More than 5,000 Items salvaged from the wreck of the RMS Titanic are to be auctioned in April, marking the 100th anniversary of the sinking of the world-famous White Star liner in 1912, which claimed more than 1,500 lives.
Organised by Guernsey's Auctioneers & Brokers in Manhattan, the sale, described by Guernsey's President Arlan Ettinger as the most "significant auction" in the company's history, is to be sold as a single lot and to a buyer who agreed to its upkeep and public viewing.
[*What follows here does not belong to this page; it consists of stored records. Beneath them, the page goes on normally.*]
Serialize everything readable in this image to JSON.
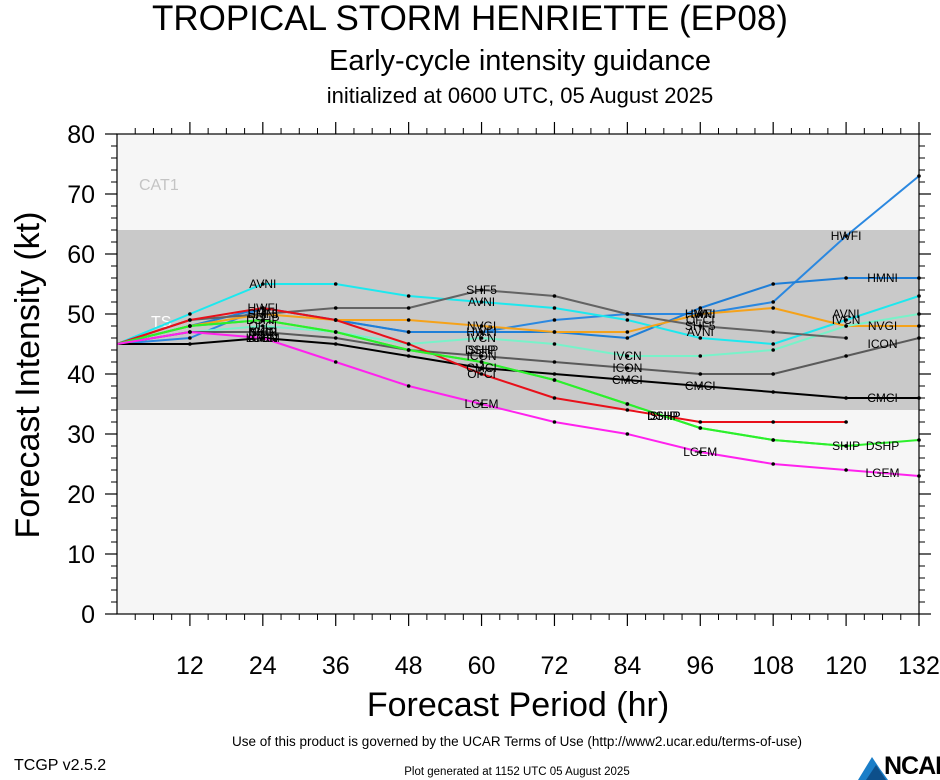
{
  "header": {
    "title": "TROPICAL STORM HENRIETTE (EP08)",
    "subtitle": "Early-cycle intensity guidance",
    "init": "initialized at 0600 UTC, 05 August 2025"
  },
  "footer": {
    "terms": "Use of this product is governed by the UCAR Terms of Use (http://www2.ucar.edu/terms-of-use)",
    "version": "TCGP v2.5.2",
    "generated": "Plot generated at 1152 UTC   05 August 2025",
    "brand": "NCAR",
    "brand_icon": "ncar-logo-icon"
  },
  "chart_data": {
    "type": "line",
    "title": "TROPICAL STORM HENRIETTE (EP08)",
    "xlabel": "Forecast Period (hr)",
    "ylabel": "Forecast Intensity (kt)",
    "xlim": [
      0,
      132
    ],
    "ylim": [
      0,
      80
    ],
    "xticks": [
      12,
      24,
      36,
      48,
      60,
      72,
      84,
      96,
      108,
      120,
      132
    ],
    "yticks": [
      0,
      10,
      20,
      30,
      40,
      50,
      60,
      70,
      80
    ],
    "bands": [
      {
        "label": "CAT1",
        "from": 64,
        "to": 80,
        "color": "#f6f6f6"
      },
      {
        "label": "TS",
        "from": 34,
        "to": 64,
        "color": "#c9c9c9"
      },
      {
        "label": "",
        "from": 0,
        "to": 34,
        "color": "#f6f6f6"
      }
    ],
    "series": [
      {
        "name": "HWFI",
        "color": "#2b88e0",
        "x": [
          0,
          12,
          24,
          36,
          48,
          60,
          72,
          84,
          96,
          108,
          120,
          132
        ],
        "values": [
          45,
          46,
          51,
          49,
          47,
          47,
          49,
          50,
          50,
          52,
          63,
          73
        ],
        "label_at": 120
      },
      {
        "name": "HMNI",
        "color": "#1f7fd8",
        "x": [
          0,
          12,
          24,
          36,
          48,
          60,
          72,
          84,
          96,
          108,
          120,
          132
        ],
        "values": [
          45,
          48,
          51,
          49,
          47,
          47,
          47,
          46,
          51,
          55,
          56,
          56
        ],
        "label_at": 126
      },
      {
        "name": "AVNI",
        "color": "#1de8ee",
        "x": [
          0,
          12,
          24,
          36,
          48,
          60,
          72,
          84,
          96,
          108,
          120,
          132
        ],
        "values": [
          45,
          50,
          55,
          55,
          53,
          52,
          51,
          49,
          46,
          45,
          49,
          53
        ],
        "label_at": 24
      },
      {
        "name": "NVGI",
        "color": "#f5a21a",
        "x": [
          0,
          12,
          24,
          36,
          48,
          60,
          72,
          84,
          96,
          108,
          120,
          132
        ],
        "values": [
          45,
          48,
          50,
          49,
          49,
          48,
          47,
          47,
          50,
          51,
          48,
          48
        ],
        "label_at": 126
      },
      {
        "name": "IVCN",
        "color": "#78f2c9",
        "x": [
          0,
          12,
          24,
          36,
          48,
          60,
          72,
          84,
          96,
          108,
          120,
          132
        ],
        "values": [
          45,
          47,
          48,
          47,
          45,
          46,
          45,
          43,
          43,
          44,
          48,
          50
        ],
        "label_at": 84
      },
      {
        "name": "ICON",
        "color": "#5a5a5a",
        "x": [
          0,
          12,
          24,
          36,
          48,
          60,
          72,
          84,
          96,
          108,
          120,
          132
        ],
        "values": [
          45,
          47,
          47,
          46,
          44,
          43,
          42,
          41,
          40,
          40,
          43,
          46
        ],
        "label_at": 84
      },
      {
        "name": "SHF5",
        "color": "#636363",
        "x": [
          0,
          12,
          24,
          36,
          48,
          60,
          72,
          84,
          96,
          108,
          120
        ],
        "values": [
          45,
          49,
          50,
          51,
          51,
          54,
          53,
          50,
          48,
          47,
          46
        ],
        "label_at": 60
      },
      {
        "name": "CMCI",
        "color": "#000000",
        "x": [
          0,
          12,
          24,
          36,
          48,
          60,
          72,
          84,
          96,
          108,
          120,
          132
        ],
        "values": [
          45,
          45,
          46,
          45,
          43,
          41,
          40,
          39,
          38,
          37,
          36,
          36
        ],
        "label_at": 84
      },
      {
        "name": "OFCI",
        "color": "#e8101a",
        "x": [
          0,
          12,
          24,
          36,
          48,
          60,
          72,
          84,
          96,
          108,
          120
        ],
        "values": [
          45,
          49,
          51,
          49,
          45,
          40,
          36,
          34,
          32,
          32,
          32
        ],
        "label_at": 60
      },
      {
        "name": "DSHP",
        "color": "#2cf02c",
        "x": [
          0,
          12,
          24,
          36,
          48,
          60,
          72,
          84,
          96,
          108,
          120,
          132
        ],
        "values": [
          45,
          48,
          49,
          47,
          44,
          42,
          39,
          35,
          31,
          29,
          28,
          29
        ],
        "label_at": 90
      },
      {
        "name": "SHIP",
        "color": "#2cf02c",
        "x": [
          0,
          12,
          24,
          36,
          48,
          60,
          72,
          84,
          96,
          108,
          120
        ],
        "values": [
          45,
          48,
          49,
          47,
          44,
          42,
          39,
          35,
          31,
          29,
          28
        ],
        "label_at": 120
      },
      {
        "name": "LGEM",
        "color": "#ff22ee",
        "x": [
          0,
          12,
          24,
          36,
          48,
          60,
          72,
          84,
          96,
          108,
          120,
          132
        ],
        "values": [
          45,
          47,
          46,
          42,
          38,
          35,
          32,
          30,
          27,
          25,
          24,
          23
        ],
        "label_at": 60
      }
    ],
    "extra_labels": [
      {
        "text": "LGEM",
        "x": 24,
        "y": 46
      },
      {
        "text": "LGEM",
        "x": 96,
        "y": 27
      },
      {
        "text": "LGEM",
        "x": 126,
        "y": 23.5
      },
      {
        "text": "AVNI",
        "x": 60,
        "y": 52
      },
      {
        "text": "AVNI",
        "x": 96,
        "y": 47
      },
      {
        "text": "AVNI",
        "x": 120,
        "y": 50
      },
      {
        "text": "IVCN",
        "x": 60,
        "y": 46
      },
      {
        "text": "IVCN",
        "x": 120,
        "y": 49
      },
      {
        "text": "ICON",
        "x": 60,
        "y": 43
      },
      {
        "text": "ICON",
        "x": 126,
        "y": 45
      },
      {
        "text": "CMCI",
        "x": 60,
        "y": 41
      },
      {
        "text": "CMCI",
        "x": 96,
        "y": 38
      },
      {
        "text": "CMCI",
        "x": 126,
        "y": 36
      },
      {
        "text": "NVGI",
        "x": 60,
        "y": 48
      },
      {
        "text": "HWFI",
        "x": 24,
        "y": 51
      },
      {
        "text": "HWFI",
        "x": 60,
        "y": 47
      },
      {
        "text": "HWFI",
        "x": 96,
        "y": 50
      },
      {
        "text": "HMNI",
        "x": 24,
        "y": 50
      },
      {
        "text": "HMNI",
        "x": 96,
        "y": 50
      },
      {
        "text": "SHF5",
        "x": 24,
        "y": 50
      },
      {
        "text": "SHF5",
        "x": 96,
        "y": 48
      },
      {
        "text": "OFCI",
        "x": 24,
        "y": 48
      },
      {
        "text": "OFCI",
        "x": 96,
        "y": 49
      },
      {
        "text": "DSHP",
        "x": 24,
        "y": 49
      },
      {
        "text": "DSHP",
        "x": 60,
        "y": 44
      },
      {
        "text": "DSHP",
        "x": 90,
        "y": 33
      },
      {
        "text": "DSHP",
        "x": 126,
        "y": 28
      },
      {
        "text": "SHIP",
        "x": 24,
        "y": 47
      },
      {
        "text": "SHIP",
        "x": 60,
        "y": 44
      },
      {
        "text": "SHIP",
        "x": 90,
        "y": 33
      },
      {
        "text": "NVGI",
        "x": 24,
        "y": 47
      },
      {
        "text": "IVCN",
        "x": 24,
        "y": 47
      },
      {
        "text": "ICON",
        "x": 24,
        "y": 46
      },
      {
        "text": "CMCI",
        "x": 24,
        "y": 46
      }
    ]
  }
}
The collection was valued in 2007 at around $189m, and includes a piece of the stricken vessel's hull, as well as fixtures and fittings and myriad smaller personal items from the passengers and crew, many who perished when the ship struck on iceberg and sunk on its maiden voyage from Southampton to New York.
Speaking to the Associated Press, Ettinger said: "Who on this planet doesn't know the story of the Titanic and isn't fascinated by it? Could Hollywood have scripted a more tragic or goose-bump-raising story than what actually happened on that ship?"
"It is as poignant to my 12-year-old son as it is to me and generations before me. There's no end to the fascination about it," he added.
The items were salvaged from various expeditions to the sunken hulk, which sits on the ocean floor more than two miles below the surface. After years of searching, the wreck was finally discovered by oceanographer Robert Ballard in 1985, sitting 400 miles of the coast of Newfoundland.
However, the auction has still yet to receive the go-ahead from a US federal court that holds jurisdiction over the wreck and its salvage. U.S. District Judge Rebecca Beach Smith has already ruled that the collection could not be broken up and sold individually.